5. The biometric identification method based on the fusion of palmprint and palm vein information according to claim 4, characterized in that, The method for extracting the temporally stable region of interest includes: Calculate the standard deviation of grayscale values ​​for each pixel in spatially aligned palm print image sequences and spatially aligned palm vein image sequences to generate visible light stability maps and near-infrared stability maps. Binarization thresholds are set based on user age information. Visible light stability maps and near-infrared stability maps are binarized, and temporally stable regions of interest are extracted through logical AND operations.

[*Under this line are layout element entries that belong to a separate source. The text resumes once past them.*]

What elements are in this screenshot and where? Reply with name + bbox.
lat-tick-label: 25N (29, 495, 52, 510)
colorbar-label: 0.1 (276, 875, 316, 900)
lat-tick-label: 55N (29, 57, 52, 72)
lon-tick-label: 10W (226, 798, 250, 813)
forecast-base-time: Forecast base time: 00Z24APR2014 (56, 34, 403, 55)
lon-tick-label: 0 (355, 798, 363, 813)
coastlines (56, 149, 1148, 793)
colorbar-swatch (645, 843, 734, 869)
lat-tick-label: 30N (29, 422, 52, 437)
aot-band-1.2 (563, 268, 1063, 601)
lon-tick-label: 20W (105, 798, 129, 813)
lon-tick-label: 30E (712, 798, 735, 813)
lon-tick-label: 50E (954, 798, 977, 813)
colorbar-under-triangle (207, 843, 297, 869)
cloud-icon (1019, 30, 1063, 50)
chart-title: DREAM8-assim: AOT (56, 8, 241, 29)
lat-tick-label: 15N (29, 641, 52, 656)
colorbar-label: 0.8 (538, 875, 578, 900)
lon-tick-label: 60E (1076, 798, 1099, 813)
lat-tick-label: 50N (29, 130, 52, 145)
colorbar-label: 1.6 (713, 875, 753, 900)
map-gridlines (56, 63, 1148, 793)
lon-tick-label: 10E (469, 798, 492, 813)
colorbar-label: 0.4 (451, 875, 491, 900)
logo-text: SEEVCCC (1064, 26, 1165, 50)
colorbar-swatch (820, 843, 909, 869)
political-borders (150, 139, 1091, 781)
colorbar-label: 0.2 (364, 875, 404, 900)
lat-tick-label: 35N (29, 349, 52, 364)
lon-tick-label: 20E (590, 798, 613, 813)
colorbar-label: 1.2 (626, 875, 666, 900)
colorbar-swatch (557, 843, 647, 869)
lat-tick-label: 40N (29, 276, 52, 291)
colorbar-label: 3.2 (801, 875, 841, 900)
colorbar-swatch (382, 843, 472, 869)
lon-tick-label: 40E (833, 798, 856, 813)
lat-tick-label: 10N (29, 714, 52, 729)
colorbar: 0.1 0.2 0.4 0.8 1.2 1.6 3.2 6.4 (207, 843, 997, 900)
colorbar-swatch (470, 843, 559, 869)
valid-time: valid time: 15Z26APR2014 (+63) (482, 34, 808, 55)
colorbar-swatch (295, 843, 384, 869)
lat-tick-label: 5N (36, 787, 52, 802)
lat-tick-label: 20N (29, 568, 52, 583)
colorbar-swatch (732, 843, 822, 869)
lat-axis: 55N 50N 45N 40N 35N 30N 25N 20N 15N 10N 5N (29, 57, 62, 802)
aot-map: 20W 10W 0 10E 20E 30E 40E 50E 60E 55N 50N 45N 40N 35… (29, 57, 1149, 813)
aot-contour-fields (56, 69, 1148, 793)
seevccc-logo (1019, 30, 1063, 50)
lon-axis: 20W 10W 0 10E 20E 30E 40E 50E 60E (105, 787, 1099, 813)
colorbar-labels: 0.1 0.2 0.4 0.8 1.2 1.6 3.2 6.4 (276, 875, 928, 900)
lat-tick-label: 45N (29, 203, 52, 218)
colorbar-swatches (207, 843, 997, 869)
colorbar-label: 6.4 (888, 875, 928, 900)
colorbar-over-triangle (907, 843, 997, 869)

6. The biometric identification method based on the fusion of palmprint and palm vein information according to claim 5, characterized in that, The method for performing age-adaptive enhancement processing on the spatially aligned palmprint image sequence includes: The temporally stable region of interest is divided into multiple sub-blocks, and the coefficient of variation of gray values ​​between sub-blocks is calculated. Based on the coefficient of variation, it is determined whether there is uneven illumination in the spatially aligned palm print image sequence. For palmprint image sequences with uneven illumination and spatial alignment, adaptive gamma correction and texture enhancement are performed based on user age information to generate enhanced palmprint image sequences.

7. The biometric identification method based on the fusion of palmprint and palm vein information according to claim 6, characterized in that, The method for adaptively fusing palm print depth feature vectors and palm vein depth feature vectors includes: The fusion weights of the palm print depth feature vector and the palm vein depth feature vector are determined based on the mutual information and the user's age information. Based on the fusion weights of the two vectors, a fusion feature vector sequence is generated by the bilinear fusion method. The statistical features of the fused feature vector sequence are calculated. The fused feature vector sequence is input into a long short-term memory network to output a temporal feature representation. The temporal feature representation is then concatenated with the statistical features of the fused feature vector sequence to generate the final identity feature vector to be authenticated.

8. A biometric system based on the fusion of palmprint and palm vein information, used to implement the biometric method based on the fusion of palmprint and palm vein information as described in any one of claims 1-7, characterized in that, The system includes: Dual-modal image preprocessing module: used to acquire visible light palmprint image sequence and near-infrared palm vein image sequence of the palm of the user to be authenticated, and at the same time obtain the user's age information; perform non-rigid deformation compensation and age-adaptive enhancement processing on the visible light palmprint image sequence and near-infrared palm vein image sequence to obtain enhanced palmprint image sequence and enhanced palm vein image sequence. Feature extraction module: Extracts palmprint depth feature vectors from the enhanced palmprint image sequence through a pre-built palmprint feature extraction residual network; extracts palm vein depth feature vectors from the enhanced palm vein image sequence through a pre-built palm vein feature extraction convolutional network. Feature Adaptive Fusion Module: This module calculates the mutual information between the palmprint depth feature vector and the palm vein depth feature vector. Based on the mutual information and the user's age information, it adaptively fuses the palmprint depth feature vector and the palm vein depth feature vector to generate the final identity feature vector to be authenticated. Identity authentication module: It is used to calculate the multidimensional similarity score between the final identity feature vector to be authenticated and the registered template feature vector in the database, and to obtain the comprehensive similarity score by weighted averaging of the multidimensional similarity scores. The comprehensive similarity score is compared with the dynamic authentication threshold to output the identity authentication result.